Die Kontroverse um HIV-verseuchte Blutpräparate flackerte 1992 erneut auf. Ein AIDS-infizierter Hämophiler reichte Strafklage gegen Unbekannt ein – wobei aber klar war, dass er das BAG, die IKS und den Blutspendedienst des Schweizerischen Roten Kreuzes (SRK) meinte –, da er durch eine Bluttransfusion mit dem HI-Virus kontaminiert worden war. Er erhielt indirekte Unterstützung vom ehemaligen Leiter des Zentrallaboratoriums des SRK, der öffentlich erklärte, Opfer wären zu vermeiden gewesen, wenn die verantwortlichen Behörden rechtzeitig gehandelt hätten. Diese Anschuldigungen führten Ende 1992 zu einer konkreten Reaktion des SRK: Es entschloss sich, unter Mithilfe des BAG, welches dies schon mehrfach angeregt hatte, ein «Look back» durchzuführen, d.h. die Blutspendenempfänger, welche zwischen 1982 und 1985 womöglich ohne ihr Wissen mit kontaminiertem Blut angesteckt wurden, durch Zurückverfolgung der kritischen Blutkonserven ausfindig zu machen. Bisher hatte das SRK dies stets mit dem Hinweis auf die grosse psychische Belastung abgelehnt, welcher nicht infizierte Blutempfänger während des Abklärungsverfahrens ausgesetzt wären, sowie mit dem Fehlen wirksamer Medikamente gegen die Infektion.

Dossier: HIV-verseuchte Blutkonserven

Erste Resultate der Ende des Vorjahres vom SRK angekündigten «Look-back»-Studie zur Ermittlung jener Personen, die vor 1985 durch eine verseuchte Blutkonserve mit dem HI-Virus kontaminiert wurden, zeigten, dass von den zwei Millionen Bluttransfusionseinheiten, die den Schweizer Spitälern zwischen 1982 und 1985 ausgeliefert wurden, 303 eventuell HIV-verseucht waren, wobei vorerst unklar blieb, wie viele von ihnen an Patienten abgegeben wurden. Zudem hatte das SRK im gleichen Zeitraum über 80 möglicherweise HIV-infizierte Blutkonserven nach New York, Griechenland und Saudiarabien exportiert. Im Spätsommer 1993 gestand das SRK erstmals ein, noch während zehn Monaten nach der Einführung eines zuverlässigen AIDS-Tests unkontrollierte Blutpräparate abgegeben zu haben. Das SRK schloss nicht aus, dass von den zwischen Juli 1985 und April 1986 ausgelieferten 5800 Fläschchen mit Gerinnungspräparaten unter Umständen rund tausend mit dem HI-Virus kontaminiert gewesen seien. Es begründete sein damaliges Vorgehen mit einem drohenden Versorgungsengpass bei den für Hämophile lebenswichtigen Produkten.

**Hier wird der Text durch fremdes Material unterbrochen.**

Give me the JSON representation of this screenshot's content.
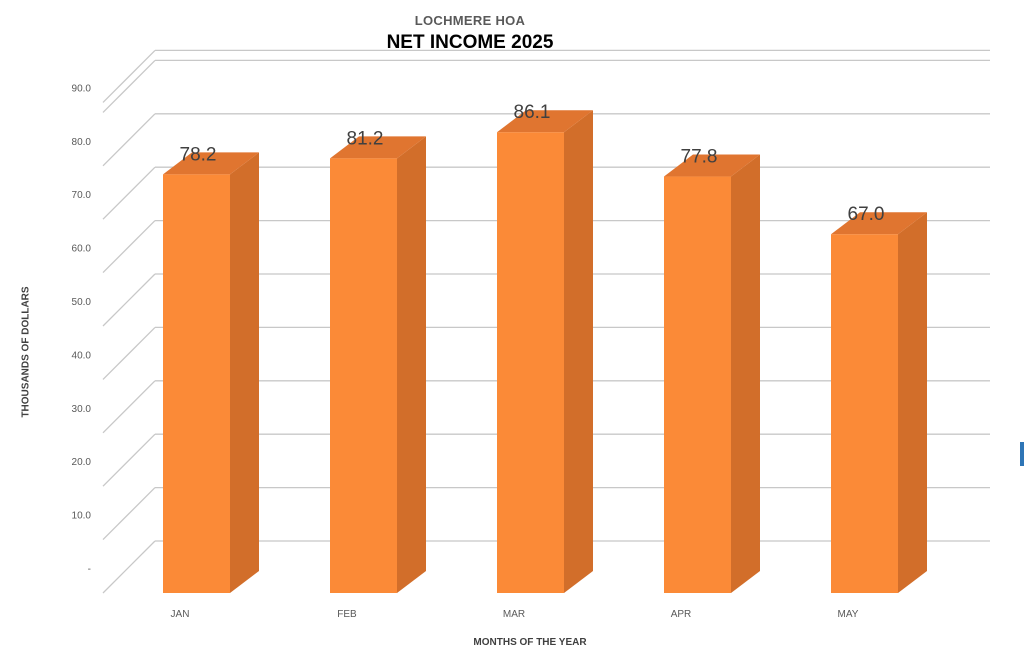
{
  "chart_data": {
    "type": "bar",
    "subtitle": "LOCHMERE HOA",
    "title": "NET INCOME 2025",
    "xlabel": "MONTHS OF THE YEAR",
    "ylabel": "THOUSANDS OF DOLLARS",
    "categories": [
      "JAN",
      "FEB",
      "MAR",
      "APR",
      "MAY"
    ],
    "values": [
      78.2,
      81.2,
      86.1,
      77.8,
      67.0
    ],
    "data_labels": [
      "78.2",
      "81.2",
      "86.1",
      "77.8",
      "67.0"
    ],
    "y_ticks": [
      "-",
      "10.0",
      "20.0",
      "30.0",
      "40.0",
      "50.0",
      "60.0",
      "70.0",
      "80.0",
      "90.0"
    ],
    "ylim": [
      0,
      90
    ],
    "grid": true,
    "legend": "none",
    "style": "3d-column",
    "colors": {
      "front": "#fb8a37",
      "side": "#d26e2a",
      "top": "#e07530",
      "grid": "#c8c8c8"
    }
  }
}
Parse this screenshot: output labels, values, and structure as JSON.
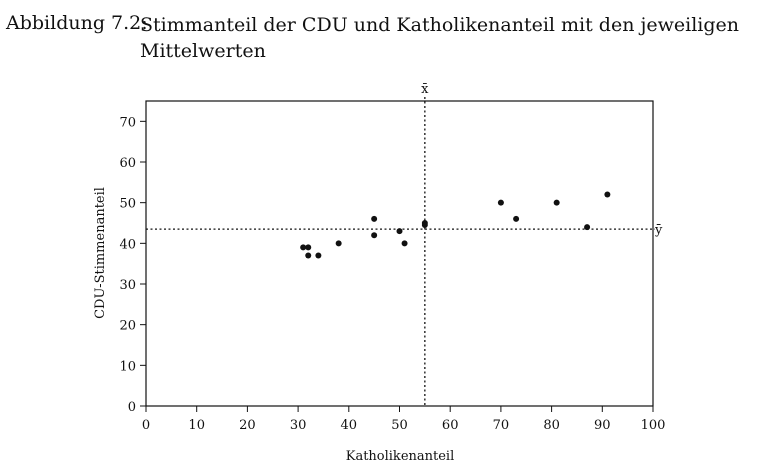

Dossier: HIV-verseuchte Blutkonserven

Ende März 1994 wurden die Ergebnisse der «Look-back»-Studie zur HIV-Infektion publiziert. Demnach haben sich zu Beginn der 1980er Jahre schätzungsweise zwischen 80 und 90 Personen über Bluttransfusionen mit dem AIDS-Virus angesteckt. 52 davon wurden vom «Look-back» erfasst, wobei in 49 Fällen die HIV-Infektion bereits vor der Durchführung der Untersuchung bekannt war. BAG und SRK mussten sich in der Folge den Vorwurf gefallen lassen, die Eruierung erst viel zu spät durchgeführt und so die Weiterverbreitung von AIDS nicht genügend konsequent bekämpft zu haben. Die Studie zeigte bedenkliche Lücken in der Dokumentation von Blutkonserven. Bei 59 von insgesamt 396 potentiell kontaminierten Chargen war der Blutspendedienst des SRK ausserstande zu sagen, an welches Spital sie geliefert worden waren. In einem Fünftel der schliesslich gut 300 in die Studie aufgenommenen Fälle konnte wegen unvollständiger, unauffindbarer oder vernichteter Dokumentation nicht mehr ausgemacht werden, ob und wem das fragliche Plasma transfundiert wurde.
Gestützt auf mehrere Anzeigen von Personen, die sich durch Blutprodukten des SRK mit dem HI-Virus angesteckt haben, eröffnete ein Genfer Untersuchungsrichter das Strafverfahren gegen den ehemaligen Leiter des SRK-Zentrallabors.